Wednesday, October 14, 2009

Road work

Suffering from a form of OCD does make life somewhat difficult.  It means everything takes that much longer because I have to repeat some or all of the steps a number of times until I feel content about proceeding.

To my mind, aesthetics are very important.  They do matter.  Sloppiness, unless intended, is abhorrent and makes my skin crawl.  So, on seeing some new road markings today I felt a burning need to ask questions.  What is the point of removing the white lines identifying a long thin parking bay only to repaint them a little later slightly thinner?  Can only lines of a certain gauge denote a long thin bay?  Did the thicker ones imply something else?  Furthermore did those thicker lines interrupt our view of the architecture surrounding them?  Was the result as intended?  Is it more aesthetically pleasing or less?  Has the painter studied painting and is she/he making reference to one of Degas' barely erased legs?

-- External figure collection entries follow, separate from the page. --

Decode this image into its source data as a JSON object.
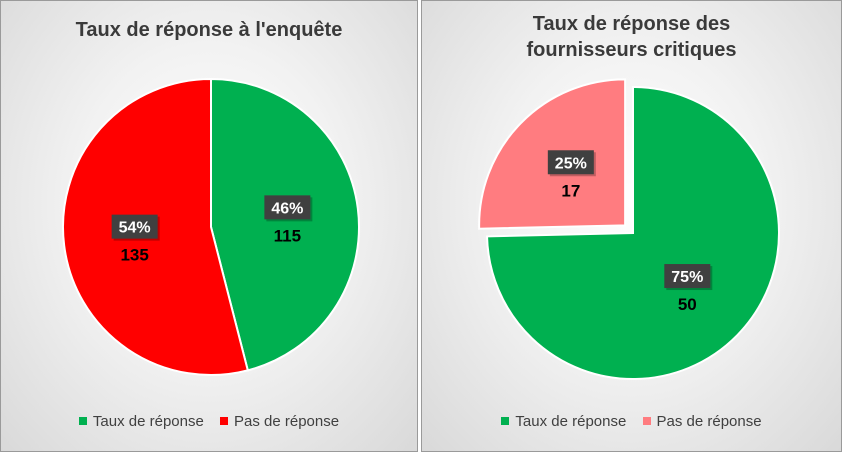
{
  "chart_data": [
    {
      "type": "pie",
      "title": "Taux de réponse à l'enquête",
      "slices": [
        {
          "label": "Taux de réponse",
          "value": 115,
          "percent_label": "46%",
          "color": "#00b050"
        },
        {
          "label": "Pas de réponse",
          "value": 135,
          "percent_label": "54%",
          "color": "#ff0000"
        }
      ],
      "legend_position": "bottom"
    },
    {
      "type": "pie",
      "title": "Taux de réponse des fournisseurs critiques",
      "slices": [
        {
          "label": "Taux de réponse",
          "value": 50,
          "percent_label": "75%",
          "color": "#00b050"
        },
        {
          "label": "Pas de réponse",
          "value": 17,
          "percent_label": "25%",
          "color": "#ff7c80"
        }
      ],
      "legend_position": "bottom"
    }
  ]
}
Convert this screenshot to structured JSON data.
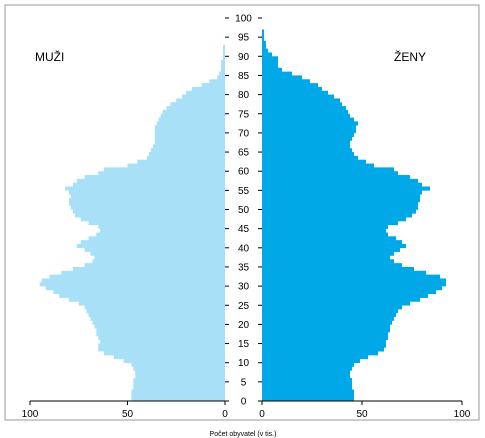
{
  "chart_data": {
    "type": "bar",
    "subtype": "population-pyramid",
    "orientation": "horizontal",
    "title": "",
    "xlabel": "Počet obyvatel (v tis.)",
    "ylabel": "",
    "left_label": "MUŽI",
    "right_label": "ŽENY",
    "xlim": [
      0,
      100
    ],
    "ylim": [
      0,
      100
    ],
    "x_ticks": [
      "100",
      "50",
      "0",
      "0",
      "50",
      "100"
    ],
    "y_ticks": [
      "0",
      "5",
      "10",
      "15",
      "20",
      "25",
      "30",
      "35",
      "40",
      "45",
      "50",
      "55",
      "60",
      "65",
      "70",
      "75",
      "80",
      "85",
      "90",
      "95",
      "100"
    ],
    "y_step": 1,
    "grid": false,
    "colors": {
      "male": "#a8e0f8",
      "female": "#00a8e8",
      "frame": "#999999"
    },
    "series": [
      {
        "name": "MUŽI",
        "values": [
          48,
          48,
          48,
          47,
          47,
          47,
          46,
          46,
          47,
          48,
          52,
          57,
          62,
          65,
          65,
          64,
          65,
          66,
          66,
          67,
          68,
          69,
          70,
          71,
          72,
          75,
          80,
          85,
          88,
          92,
          95,
          94,
          90,
          84,
          78,
          72,
          68,
          67,
          69,
          72,
          76,
          74,
          70,
          66,
          64,
          65,
          70,
          74,
          77,
          78,
          79,
          80,
          80,
          79,
          80,
          82,
          78,
          76,
          72,
          65,
          62,
          50,
          45,
          40,
          39,
          38,
          37,
          36,
          36,
          36,
          36,
          36,
          35,
          34,
          33,
          32,
          30,
          28,
          25,
          22,
          20,
          17,
          12,
          8,
          4,
          3,
          2,
          2,
          2,
          1,
          1,
          1,
          1,
          0,
          0,
          0,
          0,
          0,
          0,
          0,
          0
        ]
      },
      {
        "name": "ŽENY",
        "values": [
          46,
          46,
          46,
          45,
          45,
          45,
          44,
          44,
          45,
          46,
          49,
          53,
          58,
          61,
          62,
          62,
          63,
          63,
          64,
          64,
          65,
          66,
          67,
          68,
          70,
          74,
          79,
          83,
          87,
          90,
          92,
          92,
          89,
          82,
          76,
          70,
          66,
          64,
          66,
          69,
          72,
          70,
          67,
          63,
          62,
          63,
          68,
          72,
          75,
          77,
          78,
          78,
          79,
          79,
          80,
          84,
          80,
          78,
          74,
          68,
          66,
          56,
          52,
          48,
          46,
          45,
          44,
          44,
          45,
          46,
          47,
          47,
          48,
          46,
          44,
          43,
          42,
          40,
          39,
          36,
          33,
          30,
          28,
          24,
          20,
          15,
          10,
          8,
          8,
          8,
          5,
          3,
          2,
          2,
          1,
          1,
          1,
          0,
          0,
          0,
          0
        ]
      }
    ]
  }
}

While the planners have been busy putting their plans into effect: those of digging up the entire city centre where I work, to replace it with an idiosyncratic mixture of paving slabs and cobble stones (designed to keep fracture clinics busy) - the road department has been busy going off on a tangent to create a study in contrast.

It is interesting how one person's work might have an effect on how another's turns out.  By co-incidence my lecture this week was about why it's worth carrying your camera at all times and researching into art and ideas.  I began with Josephine Baker and ended on Andy Warhol (apparently A to B is back out in print).  With a deviation in between via Iain Sinclair and a strange route to Bill Brandt.